De organisaties die zijn (of in de toekomst worden) aangesloten op de GeVS hebben te maken met ten minste twee normenkaders: het normenkader GeVS en de BIR, of het normenkader GeVS en de BIG. Deze normenkaders komen voor het overgrote deel overeen. De informatiebeveiligingsdienst voor gemeenten (IBD) heeft een vergelijking uitgevoerd tussen het normenkader GeVS en de BIG en de onderlinge verschillen beschreven. Het resultaat van deze vergelijking is terug te vinden via de website van de Informatie Beveiligingsdienst van KING.
8.1 Uitgangspunten
Informatiebeveiliging is meer dan techniek alleen. Informatiebeveiliging is de verzamelnaam voor de processen die ingericht worden om de betrouwbaarheid van processen, de gebruikte informatiesystemen en de daarin opgeslagen gegevens te beschermen tegen al dan niet opzettelijk onheil. Het begrip ‘informatiebeveiliging’ heeft betrekking op:
- Beschikbaarheid / continuïteit: ervoor zorgen dat informatie en informatieverwerkende bedrijfsmiddelen op de juiste tijd en plaats voor de gebruikers beschikbaar
- Exclusiviteit / vertrouwelijkheid: informatie beschermen tegen kennisname en mutatie door Informatie is alleen toegankelijk voor degenen die daarvoor geautoriseerd zijn.
- Integriteit / betrouwbaarheid: het waarborgen van de correctheid, volledigheid, tijdigheid en controleerbaarheid van informatie en
Informatie is tegenwoordig één van de voornaamste bedrijfsmiddelen voor organisaties.
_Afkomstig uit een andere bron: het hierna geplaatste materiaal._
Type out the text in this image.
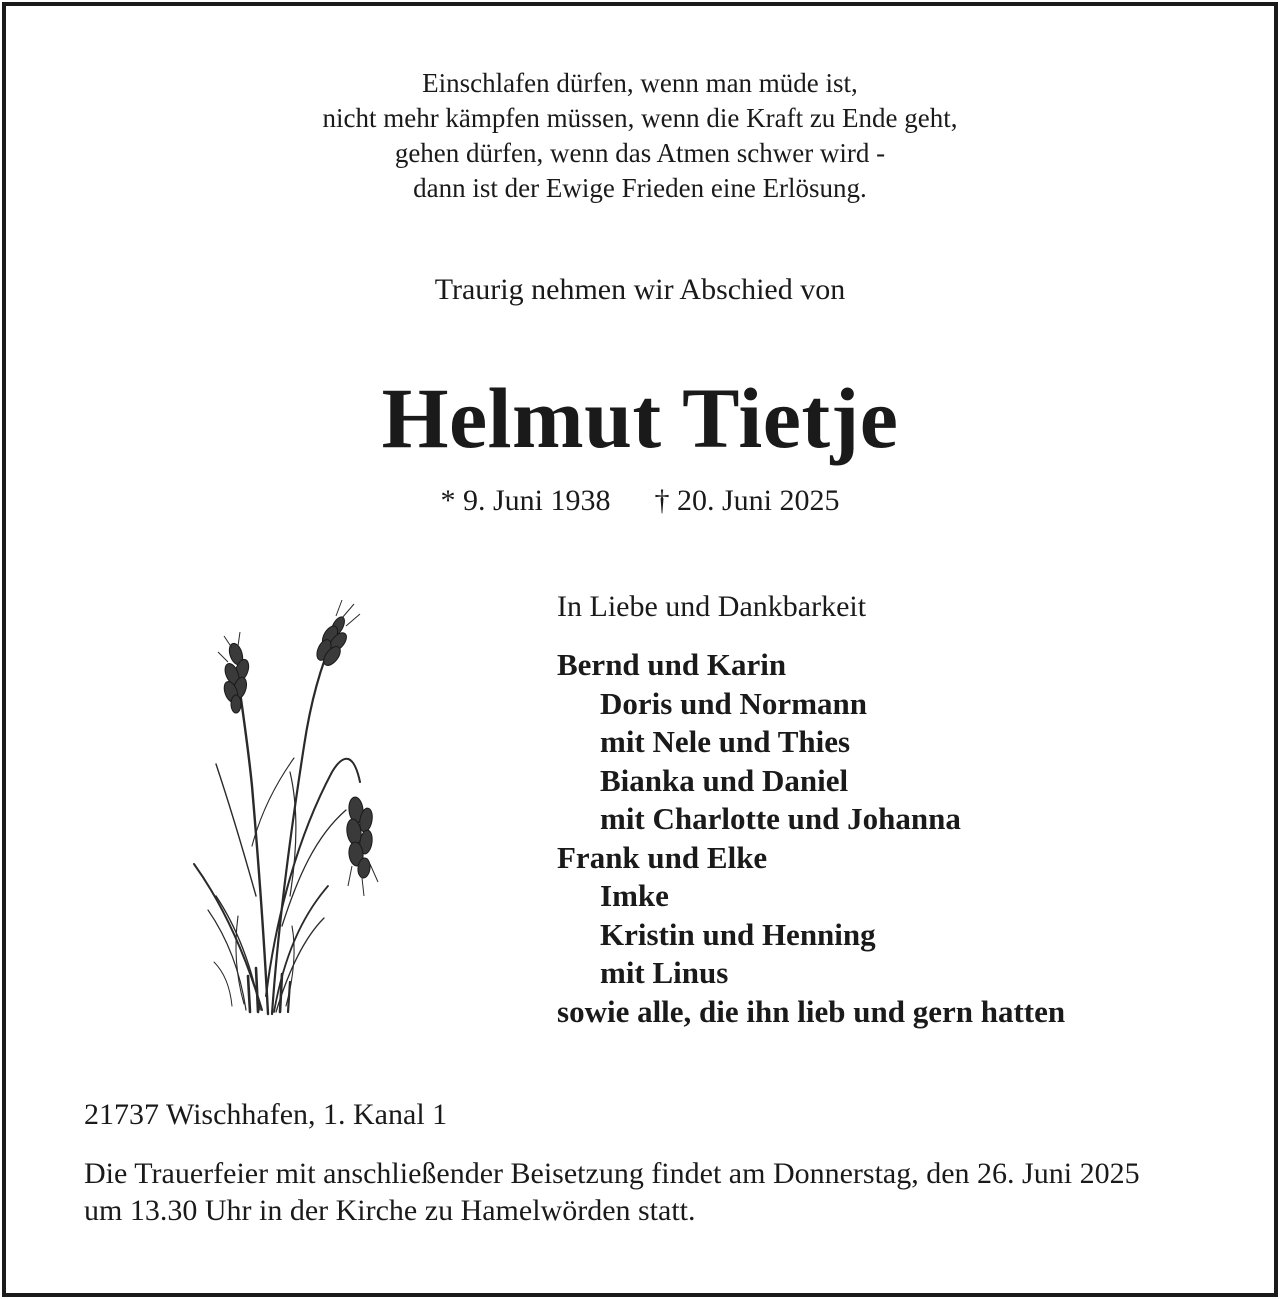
Einschlafen dürfen, wenn man müde ist,
nicht mehr kämpfen müssen, wenn die Kraft zu Ende geht,
gehen dürfen, wenn das Atmen schwer wird -
dann ist der Ewige Frieden eine Erlösung.
Traurig nehmen wir Abschied von
Helmut Tietje
* 9. Juni 1938 † 20. Juni 2025
In Liebe und Dankbarkeit
Bernd und Karin
Doris und Normann
mit Nele und Thies
Bianka und Daniel
mit Charlotte und Johanna
Frank und Elke
Imke
Kristin und Henning
mit Linus
sowie alle, die ihn lieb und gern hatten
21737 Wischhafen, 1. Kanal 1
Die Trauerfeier mit anschließender Beisetzung findet am Donnerstag, den 26. Juni 2025
um 13.30 Uhr in der Kirche zu Hamelwörden statt.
Het verlies van gegevens, uitval van ICT, of het door onbevoegden kennisnemen of manipuleren van bepaalde informatie kan ernstige gevolgen hebben voor de bedrijfsvoering, maar kan ook leiden tot imagoschade. Hierdoor zal de focus vooral liggen op de beveiliging van informatie.
Het zorgdragen dat onbevoegden minder makkelijk toegang kunnen krijgen tot informatiesystemen en de informatie in die systemen is een belangrijk aspect van informatiebeveiliging. Tevens dient deze informatie beschikbaar, juist en volledig te zijn. De kapstok voor beveiliging in een organisatie is het informatiebeveiligingsbeleid.
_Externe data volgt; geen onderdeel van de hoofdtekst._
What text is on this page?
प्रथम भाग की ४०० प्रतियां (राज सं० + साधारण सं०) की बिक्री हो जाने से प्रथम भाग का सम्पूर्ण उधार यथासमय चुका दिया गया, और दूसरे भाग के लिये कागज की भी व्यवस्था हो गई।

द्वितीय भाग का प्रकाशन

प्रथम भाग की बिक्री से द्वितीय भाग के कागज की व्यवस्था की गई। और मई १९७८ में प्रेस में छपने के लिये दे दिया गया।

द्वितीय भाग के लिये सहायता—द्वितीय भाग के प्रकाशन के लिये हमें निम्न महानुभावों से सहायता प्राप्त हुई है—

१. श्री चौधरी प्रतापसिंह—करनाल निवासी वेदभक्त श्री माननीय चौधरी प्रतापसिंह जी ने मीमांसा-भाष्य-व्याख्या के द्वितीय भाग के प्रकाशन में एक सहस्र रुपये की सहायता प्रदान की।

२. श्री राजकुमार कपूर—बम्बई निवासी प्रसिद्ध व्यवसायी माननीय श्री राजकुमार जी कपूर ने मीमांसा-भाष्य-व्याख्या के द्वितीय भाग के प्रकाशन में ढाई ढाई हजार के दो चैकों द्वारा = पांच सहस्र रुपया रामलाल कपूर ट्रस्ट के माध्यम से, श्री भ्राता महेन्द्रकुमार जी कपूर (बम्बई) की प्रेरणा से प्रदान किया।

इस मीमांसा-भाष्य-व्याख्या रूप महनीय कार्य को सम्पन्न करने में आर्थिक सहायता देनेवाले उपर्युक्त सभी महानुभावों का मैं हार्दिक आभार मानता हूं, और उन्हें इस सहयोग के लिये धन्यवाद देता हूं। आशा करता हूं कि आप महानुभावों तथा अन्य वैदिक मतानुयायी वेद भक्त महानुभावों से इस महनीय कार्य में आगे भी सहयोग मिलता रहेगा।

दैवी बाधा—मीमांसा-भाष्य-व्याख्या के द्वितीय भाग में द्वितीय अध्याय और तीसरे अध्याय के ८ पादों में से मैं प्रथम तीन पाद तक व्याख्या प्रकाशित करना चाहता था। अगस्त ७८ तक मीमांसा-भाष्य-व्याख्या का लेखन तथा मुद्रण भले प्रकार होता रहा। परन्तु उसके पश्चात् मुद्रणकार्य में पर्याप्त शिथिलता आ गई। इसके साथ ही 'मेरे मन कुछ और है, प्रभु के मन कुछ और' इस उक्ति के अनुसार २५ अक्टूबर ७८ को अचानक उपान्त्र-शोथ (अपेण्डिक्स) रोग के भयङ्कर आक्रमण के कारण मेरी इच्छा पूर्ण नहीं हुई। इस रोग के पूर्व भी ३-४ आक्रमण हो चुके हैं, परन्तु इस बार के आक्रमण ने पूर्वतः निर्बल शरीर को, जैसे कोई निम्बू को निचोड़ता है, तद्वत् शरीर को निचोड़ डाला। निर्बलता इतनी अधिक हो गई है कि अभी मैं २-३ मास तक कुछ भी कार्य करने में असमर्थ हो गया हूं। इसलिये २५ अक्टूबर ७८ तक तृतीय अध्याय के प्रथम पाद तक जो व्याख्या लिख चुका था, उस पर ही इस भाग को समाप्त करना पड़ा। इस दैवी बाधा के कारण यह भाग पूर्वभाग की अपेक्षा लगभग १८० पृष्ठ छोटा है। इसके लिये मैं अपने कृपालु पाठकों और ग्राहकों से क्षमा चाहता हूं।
Het doel van het informatiebeveiligingsbeleid is borging van betrouwbare dienstverlening en een aantoonbaar niveau van informatiebeveiliging dat voldoet aan de relevante wetgeving, algemeen wordt geaccepteerd door haar (keten)partners en er mede voor zorgt dat de kritische bedrijfsprocessen bij een calamiteit en incident voortgezet kunnen worden. In het informatiebeveiligingsbeleid horen ook de organisatorische en informatiebeveiligingsprincipes terug te komen.
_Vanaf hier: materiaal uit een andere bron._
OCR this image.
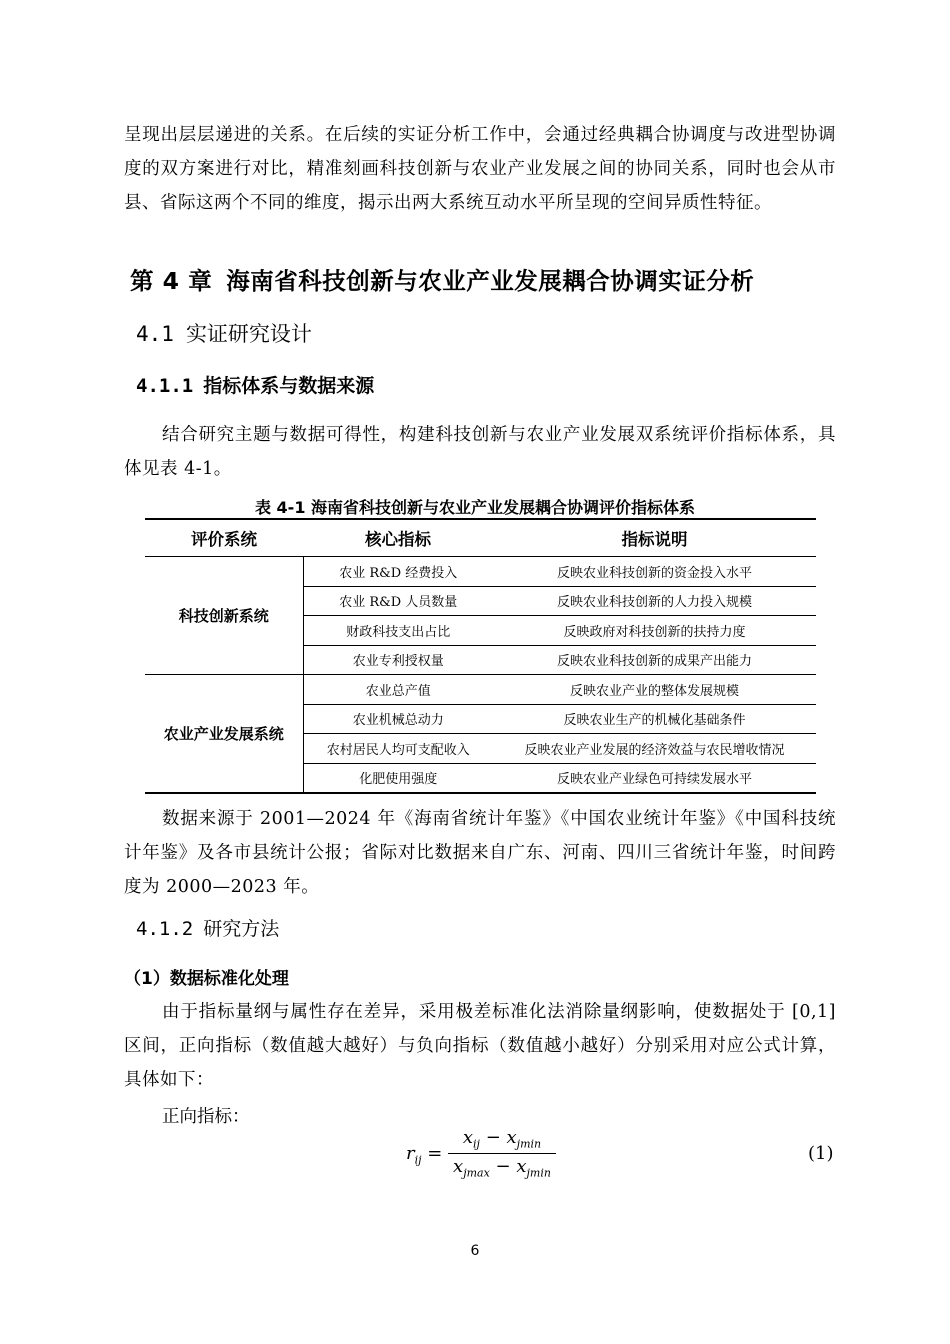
呈现出层层递进的关系。在后续的实证分析工作中，会通过经典耦合协调度与改进型协调度的双方案进行对比，精准刻画科技创新与农业产业发展之间的协同关系，同时也会从市县、省际这两个不同的维度，揭示出两大系统互动水平所呈现的空间异质性特征。
第 4 章 海南省科技创新与农业产业发展耦合协调实证分析
4.1 实证研究设计
4.1.1 指标体系与数据来源
结合研究主题与数据可得性，构建科技创新与农业产业发展双系统评价指标体系，具体见表 4-1。
表 4-1 海南省科技创新与农业产业发展耦合协调评价指标体系
评价系统	核心指标	指标说明
科技创新系统	农业 R&D 经费投入	反映农业科技创新的资金投入水平
	农业 R&D 人员数量	反映农业科技创新的人力投入规模
	财政科技支出占比	反映政府对科技创新的扶持力度
	农业专利授权量	反映农业科技创新的成果产出能力
农业产业发展系统	农业总产值	反映农业产业的整体发展规模
	农业机械总动力	反映农业生产的机械化基础条件
	农村居民人均可支配收入	反映农业产业发展的经济效益与农民增收情况
	化肥使用强度	反映农业产业绿色可持续发展水平
数据来源于 2001—2024 年《海南省统计年鉴》《中国农业统计年鉴》《中国科技统计年鉴》及各市县统计公报；省际对比数据来自广东、河南、四川三省统计年鉴，时间跨度为 2000—2023 年。
4.1.2 研究方法
（1）数据标准化处理
由于指标量纲与属性存在差异，采用极差标准化法消除量纲影响，使数据处于 [0,1] 区间，正向指标（数值越大越好）与负向指标（数值越小越好）分别采用对应公式计算，具体如下：
正向指标：
$r_{ij}$ =
$x_{ij} - x_{jmin}$
$x_{jmax} - x_{jmin}$
(1)
6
De betrouwbaarheidsaspecten met betrekking tot informatiebeveiliging zijn beschikbaarheid, integriteit en vertrouwelijkheid. Deze drie betrouwbaarheidsaspecten kunnen verder worden gedifferentieerd:
- Beschikbaarheid:
- Tijdigheid: kan de informatie worden geleverd op het moment dat deze nodig is?
- Continuïteit: kan de informatie ook in de toekomst worden geleverd?
- Robuustheid: is de informatie bestand tegen storingen?
- Integriteit:
- Juistheid/Correctheid: klopt de informatie, wordt deze correct weergegeven?
- Volledigheid: is de informatie volledig, ontbreekt er niets aan?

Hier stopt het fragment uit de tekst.